Aug 5, 2003, 12:42 PM
Post #9 of 9
Most search engines consist of two parts: searching and ranking.
Re: [benchivers] Efficient Search Engines
[In reply to]
To search for files/urls/whatever that contain a set of words, they usually use something called an "inverted hash tree". Two main indexes are generally needed, a word index and a document index. The document index is a simple mapping of id's to document locations (url's, file paths, what have you). The word index has an entry for each word found which contains the document id's of every document.

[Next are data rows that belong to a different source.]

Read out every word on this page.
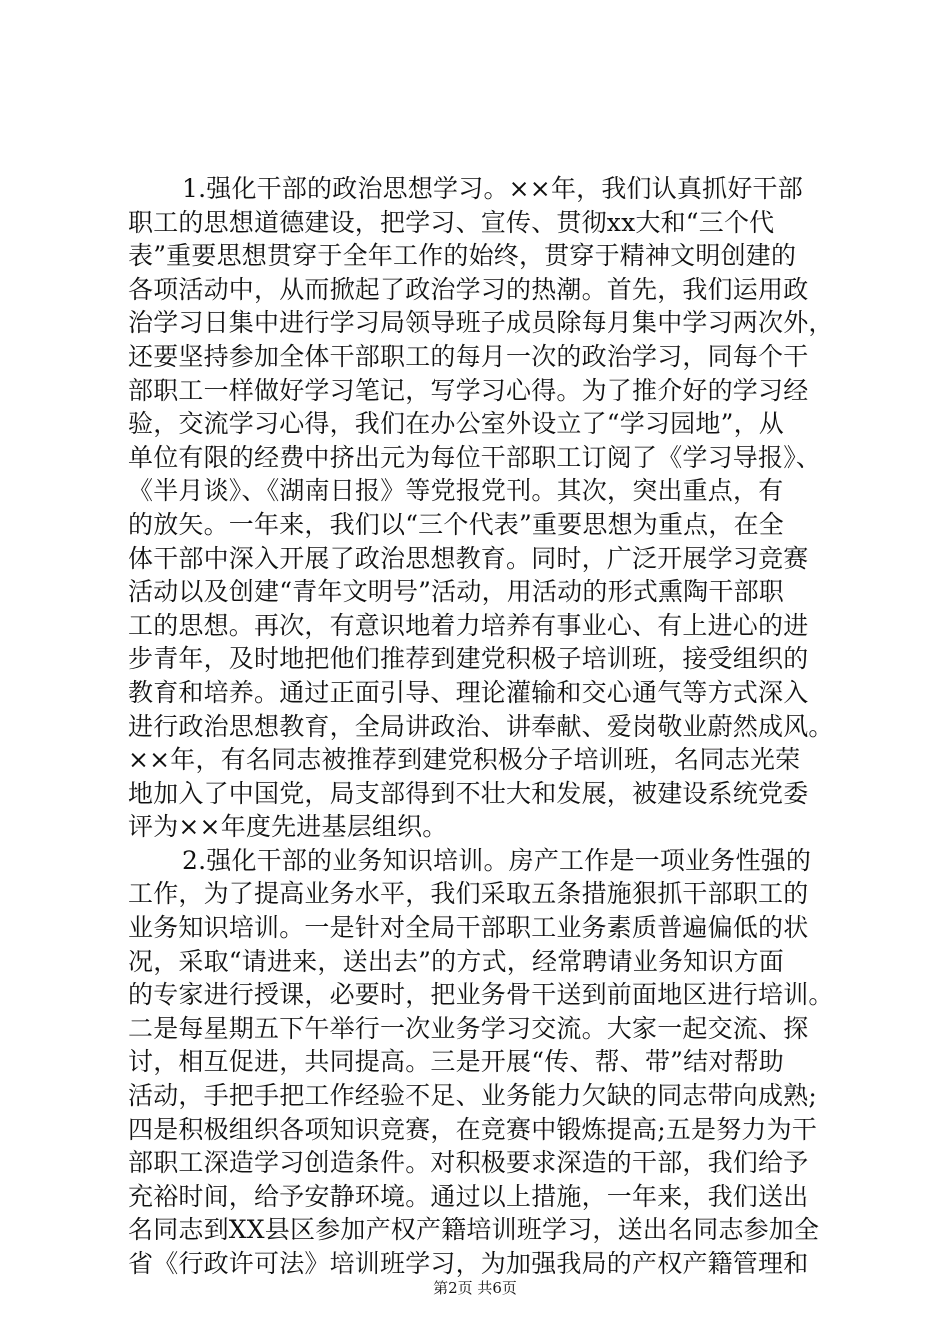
1.强化干部的政治思想学习。××年，我们认真抓好干部
职工的思想道德建设，把学习、宣传、贯彻xx大和“三个代
表”重要思想贯穿于全年工作的始终，贯穿于精神文明创建的
各项活动中，从而掀起了政治学习的热潮。首先，我们运用政
治学习日集中进行学习局领导班子成员除每月集中学习两次外，
还要坚持参加全体干部职工的每月一次的政治学习，同每个干
部职工一样做好学习笔记，写学习心得。为了推介好的学习经
验，交流学习心得，我们在办公室外设立了“学习园地”，从
单位有限的经费中挤出元为每位干部职工订阅了《学习导报》、
《半月谈》、《湖南日报》等党报党刊。其次，突出重点，有
的放矢。一年来，我们以“三个代表”重要思想为重点，在全
体干部中深入开展了政治思想教育。同时，广泛开展学习竞赛
活动以及创建“青年文明号”活动，用活动的形式熏陶干部职
工的思想。再次，有意识地着力培养有事业心、有上进心的进
步青年，及时地把他们推荐到建党积极子培训班，接受组织的
教育和培养。通过正面引导、理论灌输和交心通气等方式深入
进行政治思想教育，全局讲政治、讲奉献、爱岗敬业蔚然成风。
××年，有名同志被推荐到建党积极分子培训班，名同志光荣
地加入了中国党，局支部得到不壮大和发展，被建设系统党委
评为××年度先进基层组织。
2.强化干部的业务知识培训。房产工作是一项业务性强的
工作，为了提高业务水平，我们采取五条措施狠抓干部职工的
业务知识培训。一是针对全局干部职工业务素质普遍偏低的状
况，采取“请进来，送出去”的方式，经常聘请业务知识方面
的专家进行授课，必要时，把业务骨干送到前面地区进行培训。
二是每星期五下午举行一次业务学习交流。大家一起交流、探
讨，相互促进，共同提高。三是开展“传、帮、带”结对帮助
活动，手把手把工作经验不足、业务能力欠缺的同志带向成熟;
四是积极组织各项知识竞赛，在竞赛中锻炼提高;五是努力为干
部职工深造学习创造条件。对积极要求深造的干部，我们给予
充裕时间，给予安静环境。通过以上措施，一年来，我们送出
名同志到XX县区参加产权产籍培训班学习，送出名同志参加全
省《行政许可法》培训班学习，为加强我局的产权产籍管理和
第2页 共6页
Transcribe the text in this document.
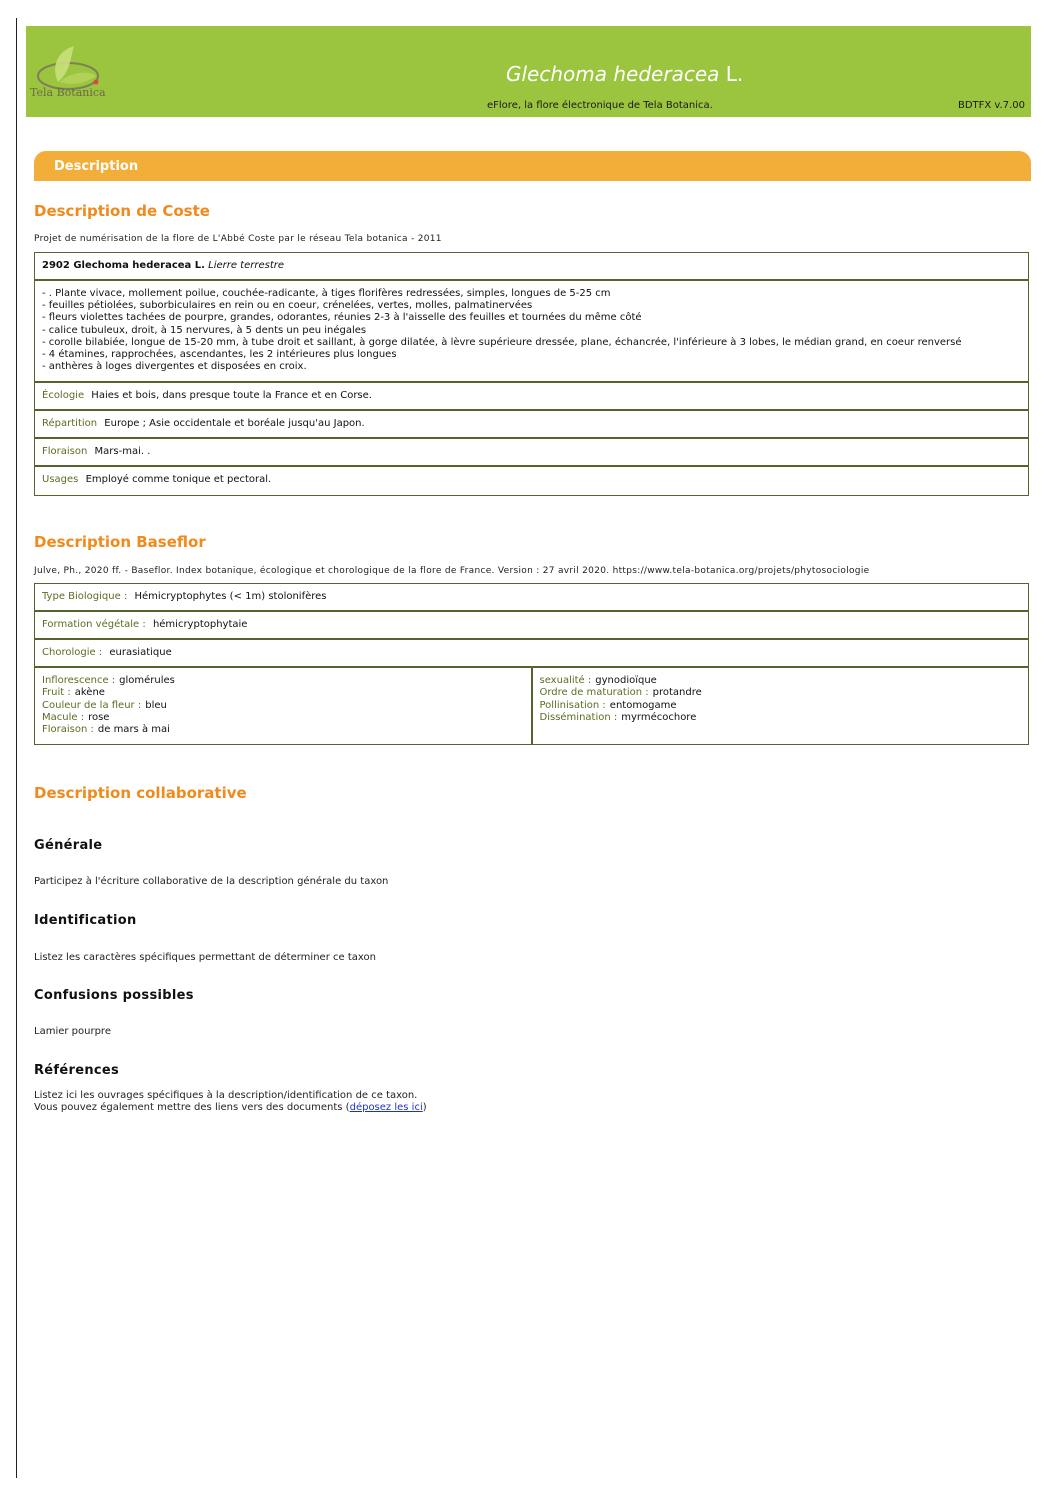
Tela Botanica
Glechoma hederacea L.
eFlore, la flore électronique de Tela Botanica.	BDTFX v.7.00
Description
Description de Coste
Projet de numérisation de la flore de L'Abbé Coste par le réseau Tela botanica - 2011
2902 Glechoma hederacea L. Lierre terrestre
- . Plante vivace, mollement poilue, couchée-radicante, à tiges florifères redressées, simples, longues de 5-25 cm
- feuilles pétiolées, suborbiculaires en rein ou en coeur, crénelées, vertes, molles, palmatinervées
- fleurs violettes tachées de pourpre, grandes, odorantes, réunies 2-3 à l'aisselle des feuilles et tournées du même côté
- calice tubuleux, droit, à 15 nervures, à 5 dents un peu inégales
- corolle bilabiée, longue de 15-20 mm, à tube droit et saillant, à gorge dilatée, à lèvre supérieure dressée, plane, échancrée, l'inférieure à 3 lobes, le médian grand, en coeur renversé
- 4 étamines, rapprochées, ascendantes, les 2 intérieures plus longues
- anthères à loges divergentes et disposées en croix.
Écologie Haies et bois, dans presque toute la France et en Corse.
Répartition Europe ; Asie occidentale et boréale jusqu'au Japon.
Floraison Mars-mai. .
Usages Employé comme tonique et pectoral.
Description Baseflor
Julve, Ph., 2020 ff. - Baseflor. Index botanique, écologique et chorologique de la flore de France. Version : 27 avril 2020. https://www.tela-botanica.org/projets/phytosociologie
Type Biologique : Hémicryptophytes (< 1m) stolonifères
Formation végétale : hémicryptophytaie
Chorologie : eurasiatique
Inflorescence : glomérules
Fruit : akène
Couleur de la fleur : bleu
Macule : rose
Floraison : de mars à mai
sexualité : gynodioïque
Ordre de maturation : protandre
Pollinisation : entomogame
Dissémination : myrmécochore
Description collaborative
Générale
Participez à l'écriture collaborative de la description générale du taxon
Identification
Listez les caractères spécifiques permettant de déterminer ce taxon
Confusions possibles
Lamier pourpre
Références
Listez ici les ouvrages spécifiques à la description/identification de ce taxon.
Vous pouvez également mettre des liens vers des documents (déposez les ici)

You would need two modules: one to index a document and another to find documents. Indexing is simple...you break up each document into words and add the new document id to the entries in the word index for each word found in the document. Finding documents can be a tad more complex depending on how much boolean logic you want to support. For example, if you want to do simple AND's for all search terms, the final search result is simply the intersection of all document id sets for each term. OR's are simply the union. Combinations of AND's and OR's can be derived easily.
How found documents are ranked varies considerablly from one search engine to the next. Google was unique in using links between documents to caculate rank. More traditional methods used word frequency, locality and other statistical measures.
Note, what I described is the bare-bone basics. I didn't cover common word filtering, contextual maps, part of speach filtering, word stemming, semantic approximation, synonym replacement and a blizzard of other techniques that seperate the men from the boys in the world of search engines.
In short, you could build a search engine using perl but I don't see why you'd want to given the wide variety of choices available out there.